Store.ClinicalPosters is not gigantic. It shares the same physical dimensions as ClinicalPosters. Comparing content, a recent Google search of the store name returned about 2,400 results — about two fifths the amount of the top-level domain. That's not the amount of physical pages. These results are mostly mentions here and on various social media sites.
Now Amy (nickname for human anatomy store) has gotten smaller — dimensionally. With the plethora of tablets and smartphones browsing the Web, it's important to have both a strong desktop and mobile presence.
Sure, everything scales down automatically. But that's like squeezing into a suit that's too small and telling everyone to stand back when they look so we seem smaller. A nice feature is available to Safari browser users. Standardized legible text is presented by tapping the Reader button in the address bar. You may be using this function to read this blog now. Unfortunately, Reader doesn't work well for shopping carts. It hinders organic navigation and excludes supplemental information in the sidebar or footer.
The relatively few visitors that checked out on an iPhone with unoptimized pages are to be commended. Typically, when mobile visitors land on a page, they zoom in and read just that single page (or a portion of it) and leave. However, when the page is formatted for their specific device, they remain longer, interacting with more content — increased page views in site engine optimization parlance.
Which Diet Is Best For Your Site?
Our online human anatomy store is a mix of quasi-static pages and temporary ones generated on the fly. Static product pages can be indexed so they appear within search engine results. (Good SEO.) That's probably the way your site is — directories of static documents. If so, you can use a script to detect hardware devices or browser dimensions. Then automatically apply an alternate style with different margins, larger text is presented. This works well when all the styling is stored in an external CSS file.
Amy has learned how to detect browsers. She can generate both static pages and temporary ones. The first thought was to have her produce a duplicate set of smaller static pages. But that could present problems with search result landing pages. So she was allowed to continue managing static product pages for desktop and tablet users. A modified CSS applies bolder text with increased contrast. There are three versions of the Store.ClinicalPosters landing page — desktop, tablet, and smartphone. Every smartphone page, however, is generated on the fly. This allows realtime integration with inventory and offers other advantages. Smartphone-optimized pages may be reminiscent of columnar Web pages from the 1990's but on a mobile phone, the simplified presentation is greatly appreciated.
Take Amy On The Road
But changes to the store were not just about shrinking pages. After losing a significant amount of weight, clothes must be tailored for a better fit. More user-friendly features have been added even to the desktop version.

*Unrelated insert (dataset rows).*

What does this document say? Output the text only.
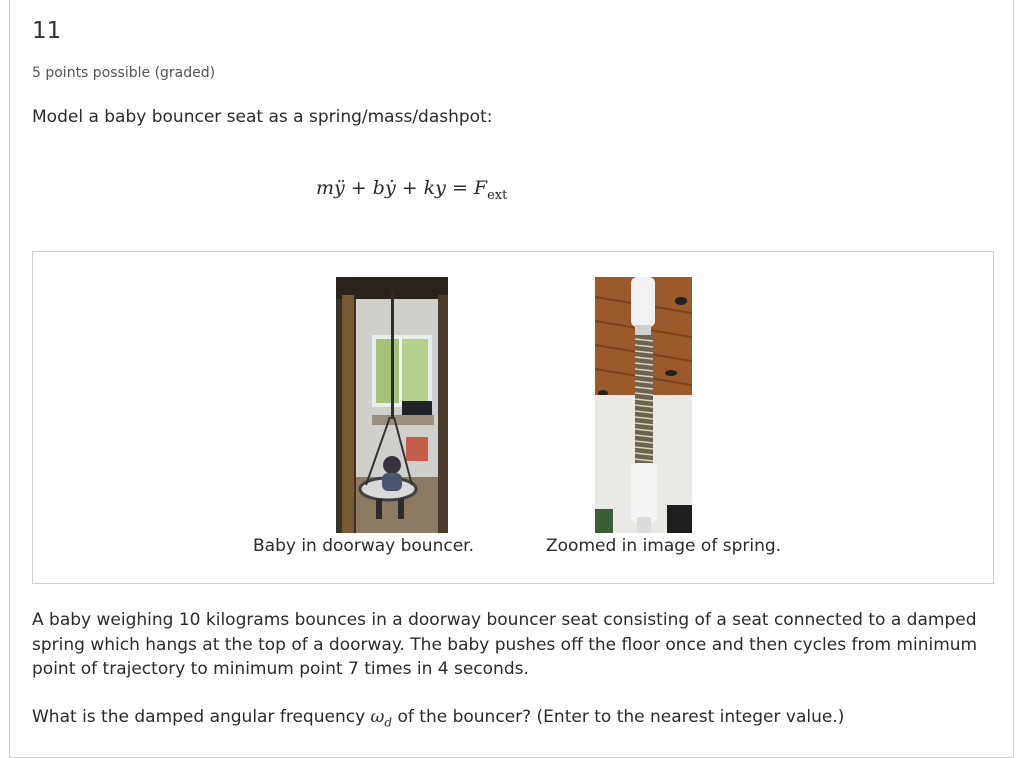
11

5 points possible (graded)

Model a baby bouncer seat as a spring/mass/dashpot:

mÿ + bẏ + ky = $F_{ext}$

Baby in doorway bouncer.	Zoomed in image of spring.

A baby weighing 10 kilograms bounces in a doorway bouncer seat consisting of a seat connected to a damped spring which hangs at the top of a doorway. The baby pushes off the floor once and then cycles from minimum point of trajectory to minimum point 7 times in 4 seconds.

What is the damped angular frequency $\omega_d$ of the bouncer? (Enter to the nearest integer value.)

During checkout, Amy analyzes selections and presents more appropriate recommendations — even showing what your poster selections look like when framed.

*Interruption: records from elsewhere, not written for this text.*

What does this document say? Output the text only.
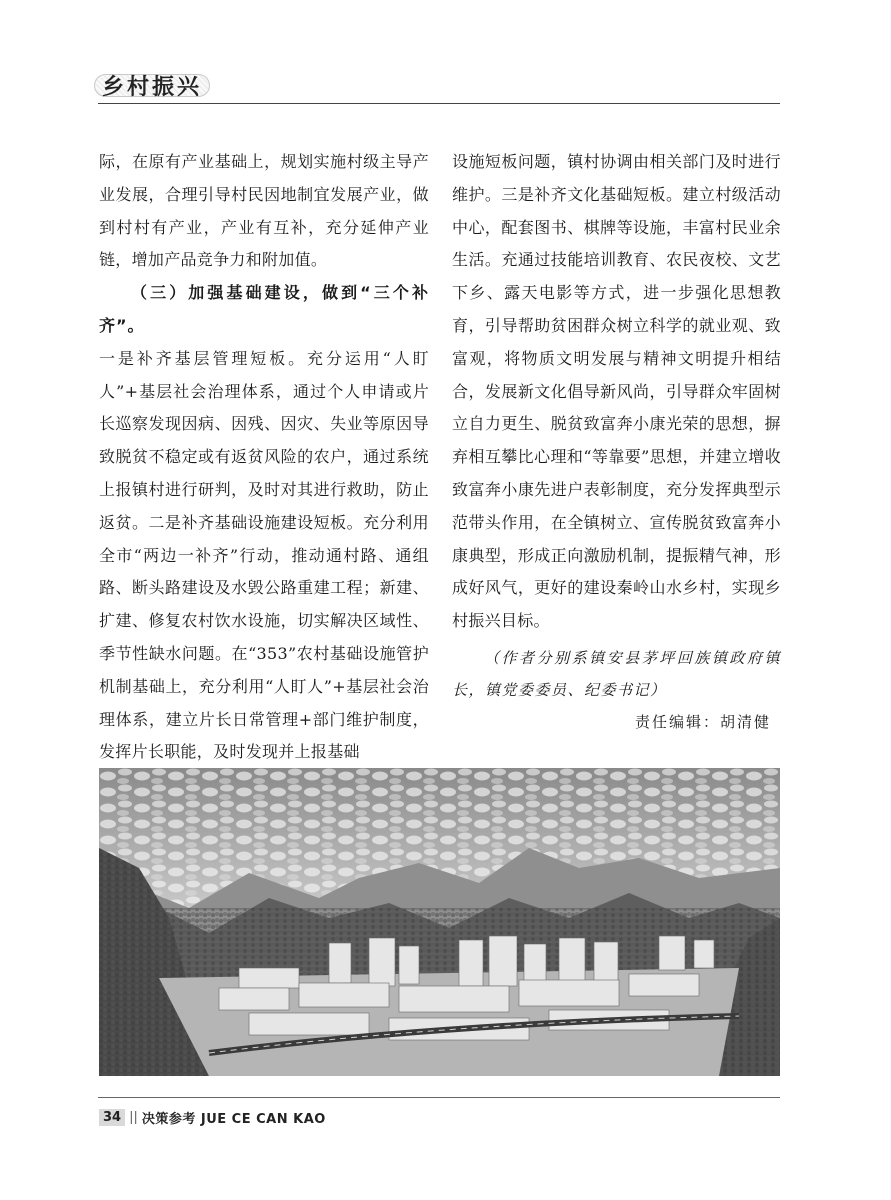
乡村振兴

际，在原有产业基础上，规划实施村级主导产业发展，合理引导村民因地制宜发展产业，做到村村有产业，产业有互补，充分延伸产业链，增加产品竞争力和附加值。

（三）加强基础建设，做到“三个补齐”。

一是补齐基层管理短板。充分运用“人盯人”+基层社会治理体系，通过个人申请或片长巡察发现因病、因残、因灾、失业等原因导致脱贫不稳定或有返贫风险的农户，通过系统上报镇村进行研判，及时对其进行救助，防止返贫。二是补齐基础设施建设短板。充分利用全市“两边一补齐”行动，推动通村路、通组路、断头路建设及水毁公路重建工程；新建、扩建、修复农村饮水设施，切实解决区域性、季节性缺水问题。在“353”农村基础设施管护机制基础上，充分利用“人盯人”+基层社会治理体系，建立片长日常管理+部门维护制度，发挥片长职能，及时发现并上报基础

设施短板问题，镇村协调由相关部门及时进行维护。三是补齐文化基础短板。建立村级活动中心，配套图书、棋牌等设施，丰富村民业余生活。充通过技能培训教育、农民夜校、文艺下乡、露天电影等方式，进一步强化思想教育，引导帮助贫困群众树立科学的就业观、致富观，将物质文明发展与精神文明提升相结合，发展新文化倡导新风尚，引导群众牢固树立自力更生、脱贫致富奔小康光荣的思想，摒弃相互攀比心理和“等靠要”思想，并建立增收致富奔小康先进户表彰制度，充分发挥典型示范带头作用，在全镇树立、宣传脱贫致富奔小康典型，形成正向激励机制，提振精气神，形成好风气，更好的建设秦岭山水乡村，实现乡村振兴目标。

（作者分别系镇安县茅坪回族镇政府镇长，镇党委委员、纪委书记）

责任编辑：胡清健

34 || 决策参考 JUE CE CAN KAO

The crown jewel is the post-checkout customer page. You'll want to buy something just to gain access to this gem. Customers can login to a secure page to view the status, click to see tracking information from appropriate carriers with ETA, add additional comments to open orders, email customer service or print a duplicate invoice. Remarkably, all these benefits have been included in the mobile version. Yes, you can take Amy on the road. So if I am away from the phone, running up the steps with arms full of groceries, Amy can intuitively answer just about any question you may have.
Many other features have been added and there are more to come. The important announcement this week is that Amy is mobile. Despite vigorous internal testing on multiple devices, a few glitches are anticipated. In fact, some former features (relating to alternate payment methods) have been disabled. Take Amy for a spin — perhaps even spend a few bucks on a poster to get the full effect. She can be a cheap date. Then share comments. Perhaps your suggestions will be crafted into the next phase of the online store. After that's complete, we can expand to the rest of the site.
Do you have plans for a mobile site? Remember, a smaller format can reach a larger audience for increased Web traffic.